The use of tracheid measurements has made it possible to realize the potential of Pinus sibirica Du Tour for high-resolution temperature reconstruction.

Using the developed algorithms, reliable models for temperature reconstruction were obtained. The seasonal, weekly-based intervals for which the models were obtained correlated with the key growth periods of Pinus sibirica Du Tour—the period of the highest cellular activity (early June) and the period of budding for the next season (mid-July), which confirmed our first hypothesis. Also, the smoothing windows, for which the first adequate reconstructions appeared, correlated with the lifespan of Pinus sibirica needles.

The use of tree ring widths as predictors did not allow one to obtain reliable reconstruction models for any seasonal time interval or with a single smoothing window due to their poor correlation with the temperature data.

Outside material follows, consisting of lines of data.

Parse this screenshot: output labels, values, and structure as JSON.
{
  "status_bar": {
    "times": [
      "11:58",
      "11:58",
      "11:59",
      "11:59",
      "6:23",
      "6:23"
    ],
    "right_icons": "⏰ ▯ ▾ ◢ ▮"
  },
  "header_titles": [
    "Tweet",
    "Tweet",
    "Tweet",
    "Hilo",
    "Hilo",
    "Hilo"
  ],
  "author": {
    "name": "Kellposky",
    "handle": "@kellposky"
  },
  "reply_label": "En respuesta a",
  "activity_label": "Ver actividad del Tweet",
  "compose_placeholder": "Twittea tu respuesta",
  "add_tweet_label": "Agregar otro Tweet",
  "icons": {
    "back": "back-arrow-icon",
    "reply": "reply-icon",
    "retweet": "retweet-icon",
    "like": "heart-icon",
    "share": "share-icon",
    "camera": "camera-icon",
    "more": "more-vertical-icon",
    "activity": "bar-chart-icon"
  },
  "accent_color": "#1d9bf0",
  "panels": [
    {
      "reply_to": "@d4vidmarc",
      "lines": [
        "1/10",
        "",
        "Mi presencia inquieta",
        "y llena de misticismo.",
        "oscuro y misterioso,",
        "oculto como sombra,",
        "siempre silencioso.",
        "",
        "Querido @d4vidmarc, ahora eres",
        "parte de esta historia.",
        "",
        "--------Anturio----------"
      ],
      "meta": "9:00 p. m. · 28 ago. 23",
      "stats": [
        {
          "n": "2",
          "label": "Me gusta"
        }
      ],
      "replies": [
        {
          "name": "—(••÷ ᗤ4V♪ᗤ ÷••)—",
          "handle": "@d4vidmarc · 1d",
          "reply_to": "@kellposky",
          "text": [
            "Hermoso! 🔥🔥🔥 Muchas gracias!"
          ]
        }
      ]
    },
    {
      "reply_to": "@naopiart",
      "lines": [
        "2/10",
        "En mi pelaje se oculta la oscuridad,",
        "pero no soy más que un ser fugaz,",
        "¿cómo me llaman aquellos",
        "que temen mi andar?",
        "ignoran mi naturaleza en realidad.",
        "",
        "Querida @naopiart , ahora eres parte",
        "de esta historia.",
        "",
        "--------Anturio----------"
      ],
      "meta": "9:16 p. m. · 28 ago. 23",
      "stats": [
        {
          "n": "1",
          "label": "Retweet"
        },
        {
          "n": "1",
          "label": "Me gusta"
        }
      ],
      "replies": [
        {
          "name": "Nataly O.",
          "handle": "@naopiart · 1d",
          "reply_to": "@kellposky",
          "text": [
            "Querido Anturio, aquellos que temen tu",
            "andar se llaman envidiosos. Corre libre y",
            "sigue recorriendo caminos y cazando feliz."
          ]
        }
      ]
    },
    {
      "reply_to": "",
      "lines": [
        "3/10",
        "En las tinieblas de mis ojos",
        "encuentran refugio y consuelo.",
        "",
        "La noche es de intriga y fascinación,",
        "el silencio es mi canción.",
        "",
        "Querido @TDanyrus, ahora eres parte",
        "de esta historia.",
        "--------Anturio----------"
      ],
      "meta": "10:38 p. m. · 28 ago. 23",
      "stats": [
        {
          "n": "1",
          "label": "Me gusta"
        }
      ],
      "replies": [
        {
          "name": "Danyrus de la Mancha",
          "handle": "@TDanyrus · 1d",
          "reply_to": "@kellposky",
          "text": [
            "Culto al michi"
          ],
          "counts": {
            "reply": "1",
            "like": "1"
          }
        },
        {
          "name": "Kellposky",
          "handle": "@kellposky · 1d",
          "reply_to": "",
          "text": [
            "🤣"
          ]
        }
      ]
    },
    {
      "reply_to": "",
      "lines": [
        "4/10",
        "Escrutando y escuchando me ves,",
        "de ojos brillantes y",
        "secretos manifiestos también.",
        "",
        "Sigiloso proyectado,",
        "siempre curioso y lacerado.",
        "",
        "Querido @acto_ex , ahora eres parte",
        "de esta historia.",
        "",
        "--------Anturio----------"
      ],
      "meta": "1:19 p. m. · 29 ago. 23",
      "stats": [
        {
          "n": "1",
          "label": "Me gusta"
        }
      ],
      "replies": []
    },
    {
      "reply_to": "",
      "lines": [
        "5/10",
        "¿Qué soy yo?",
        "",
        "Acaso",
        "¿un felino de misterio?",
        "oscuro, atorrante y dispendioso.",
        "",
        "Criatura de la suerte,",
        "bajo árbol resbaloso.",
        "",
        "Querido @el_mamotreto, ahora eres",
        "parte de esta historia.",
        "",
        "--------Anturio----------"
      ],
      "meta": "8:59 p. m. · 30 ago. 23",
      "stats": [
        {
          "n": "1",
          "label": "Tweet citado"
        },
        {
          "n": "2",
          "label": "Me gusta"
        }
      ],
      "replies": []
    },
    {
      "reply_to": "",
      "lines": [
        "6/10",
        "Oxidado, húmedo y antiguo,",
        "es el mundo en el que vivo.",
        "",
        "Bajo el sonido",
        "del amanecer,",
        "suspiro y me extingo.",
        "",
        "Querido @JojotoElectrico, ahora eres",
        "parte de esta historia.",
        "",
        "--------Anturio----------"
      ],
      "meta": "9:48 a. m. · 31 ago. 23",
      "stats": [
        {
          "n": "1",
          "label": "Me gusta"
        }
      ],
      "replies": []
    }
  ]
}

At the same time, the results of reconstructions derived from tracheid data did not only show good metric values for the verification set ($R^2>0.6$) but also had a significant correlation with the independent V3 reanalysis data for the 19th century ($p<{10}^{-8}$), which also confirmed the second hypothesis of this work.

Further modifying the developed algorithms can improve the quality of temperature reconstruction, but it is already evident at this stage that, despite the greater complexity of obtaining tracheidogram measurements compared to annual rings, quantitative wooden anatomy allows one to reconstruct temperature with much higher accuracy and resolution than classical approaches.